A pesquisa se baseou em um levantamento documental a partir da seleção de três ações penais que tramitaram no 1º Juizado de Violência Doméstica no Rio de Janeiro (RJ) após março de 2020, envolvendo relações afetivas dessas mulheres. No texto, de autoria das juízas Adriana Ramos de Mello, Marcela Lobo e Taís Scheer, foram analisados elementos que podem ter impactado no direito de acesso à justiça pelas partes.
O trabalho “Violência doméstica contra as mulheres em situação de rua e a pandemia da Covid-19: como garantir o direito de acesso à Justiça” evidencia que as mulheres em situação de rua, em geral, não costumam reportar violações sofridas por medo. Há o receio de humilhação, estigmatização, prisão, tortura ou outras violências por parte dos agentes do Estado. Os obstáculos enfrentados por elas vão desde falta de acesso à saúde, água potável, alimentação, higiene, chegando à ausência de direitos e de políticas públicas que as assistam.

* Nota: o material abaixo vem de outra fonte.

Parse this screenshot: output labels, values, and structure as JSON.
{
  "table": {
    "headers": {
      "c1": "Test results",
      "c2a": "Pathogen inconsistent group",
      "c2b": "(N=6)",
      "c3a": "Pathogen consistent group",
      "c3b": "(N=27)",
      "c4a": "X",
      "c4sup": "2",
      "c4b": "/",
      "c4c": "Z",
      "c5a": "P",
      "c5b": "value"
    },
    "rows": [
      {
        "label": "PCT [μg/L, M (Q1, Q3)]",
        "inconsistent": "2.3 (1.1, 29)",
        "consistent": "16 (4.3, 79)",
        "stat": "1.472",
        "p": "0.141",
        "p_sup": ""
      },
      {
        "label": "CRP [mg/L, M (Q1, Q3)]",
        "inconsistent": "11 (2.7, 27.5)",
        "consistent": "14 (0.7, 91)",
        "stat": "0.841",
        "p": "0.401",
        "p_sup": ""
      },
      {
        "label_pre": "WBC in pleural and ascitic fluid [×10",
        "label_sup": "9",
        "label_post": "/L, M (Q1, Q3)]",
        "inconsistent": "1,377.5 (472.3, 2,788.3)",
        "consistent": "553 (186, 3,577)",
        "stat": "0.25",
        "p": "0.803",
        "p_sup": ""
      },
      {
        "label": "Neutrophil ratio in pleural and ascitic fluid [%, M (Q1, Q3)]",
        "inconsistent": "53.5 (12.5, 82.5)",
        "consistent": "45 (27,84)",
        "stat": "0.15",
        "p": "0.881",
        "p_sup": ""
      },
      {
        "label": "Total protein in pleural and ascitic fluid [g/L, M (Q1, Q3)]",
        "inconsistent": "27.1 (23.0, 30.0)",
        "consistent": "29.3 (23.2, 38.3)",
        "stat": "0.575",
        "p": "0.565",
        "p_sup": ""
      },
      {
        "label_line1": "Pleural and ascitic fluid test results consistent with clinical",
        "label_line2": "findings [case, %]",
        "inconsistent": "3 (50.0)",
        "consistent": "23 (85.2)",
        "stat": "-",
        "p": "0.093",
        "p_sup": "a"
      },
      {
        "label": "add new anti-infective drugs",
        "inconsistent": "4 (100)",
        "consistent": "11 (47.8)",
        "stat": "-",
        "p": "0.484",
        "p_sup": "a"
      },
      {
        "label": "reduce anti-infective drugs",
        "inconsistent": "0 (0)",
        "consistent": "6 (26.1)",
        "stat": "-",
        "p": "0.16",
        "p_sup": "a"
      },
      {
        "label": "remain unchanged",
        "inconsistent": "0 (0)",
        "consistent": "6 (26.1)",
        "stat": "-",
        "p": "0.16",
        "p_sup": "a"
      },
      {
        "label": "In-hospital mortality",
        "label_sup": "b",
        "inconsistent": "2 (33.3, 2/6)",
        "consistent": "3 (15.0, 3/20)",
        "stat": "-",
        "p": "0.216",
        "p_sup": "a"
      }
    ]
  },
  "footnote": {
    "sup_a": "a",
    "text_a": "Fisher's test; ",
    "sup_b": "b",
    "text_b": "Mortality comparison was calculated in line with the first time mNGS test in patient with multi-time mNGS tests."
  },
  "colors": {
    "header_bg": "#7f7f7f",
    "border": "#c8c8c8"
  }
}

Dentro desse contexto, a crise sanitária mundial, provocada pela pandemia de Covid-19, ampliou as dificuldades, uma vez que os serviços judiciais migraram, passando, emergencialmente, ao ambiente virtual. A exclusão digital foi o que tornou o acesso à justiça, por parte das vítimas em situação de rua, ainda mais preocupante, segundo o trabalho. Na análise feita pelas especialistas, os empecilhos para acessar serviços de saúde e segurança pública somam-se a questões como falta de documentos e o uso abusivo de álcool e de drogas.
Nos três casos selecionados, os réus foram presos em flagrante delito e eram companheiros ou namorados das vítimas. Tanto as vítimas, quanto os réus trabalhavam no mercado informal, não tinham condições de arcar com moradia e, por essa razão, se encontravam nas ruas. A intervenção da polícia, nos casos estudados, só ocorreu em função de uma situação em flagrante delito, sem que houvesse a procura espontânea das mulheres por seus direitos.
Um comitê da ONU, desenvolvido para garantir a aplicação da Convenção para a Eliminação de todas as Formas de Discriminação contra a Mulher, observou a existência de uma série de restrições que impedem as mulheres de acessar a Justiça nas mesmas condições de igualdade em relação aos homens e que esses problemas ocorrem em um contexto de discriminação estrutural e de desigualdade.
Nos três processos estudados, entre os muitos que tramitam no Tribunal de Justiça do Rio de Janeiro (TJ-RJ), ficou clara a falta de políticas públicas para lidar com essas pessoas excluídas e vulneráveis.
Caminhos possíveis
O artigo destaca que a criação de centros de atendimento à vítima representa estratégia essencial para a interlocução entre as mulheres em situação de rua e os equipamentos estatais disponíveis para a prestação de serviços, tanto na esfera estadual quanto municipal.
A Resolução CNJ n. 253/2018, modificada pela Resolução n. 386/2021, já havia determinado a criação de centros especializados de atendimento e acolhimento à vítima nos tribunais brasileiros. No entanto, somente em 22 de outubro de 2021 foi instalado o primeiro centro especializado, por iniciativa do TJ-RJ.
A criação de unidades e de balcões específicos para o público feminino, segundo as autoras, é fundamental para que possam garantir a todos os grupos étnicos e minoritários da população o atendimento necessário. “Essas são algumas estratégias que podem viabilizar mais disseminação e ampla circulação, retirando o Poder Judiciário do seu encastelamento e efetivamente atingindo o público que dele precisa”, destaca o artigo.
Revista CNJ
Composta por dez artigos, este volume da Revista Eletrônica do Conselho Nacional de Justiça (e-Revista CNJ) traz textos fundamentados em três eixos prioritários: a Defesa dos Direitos Humanos, a Proteção de Dados e a Segurança Cibernética. Com informações da assessoria de imprensa do Conselho Nacional de Justiça.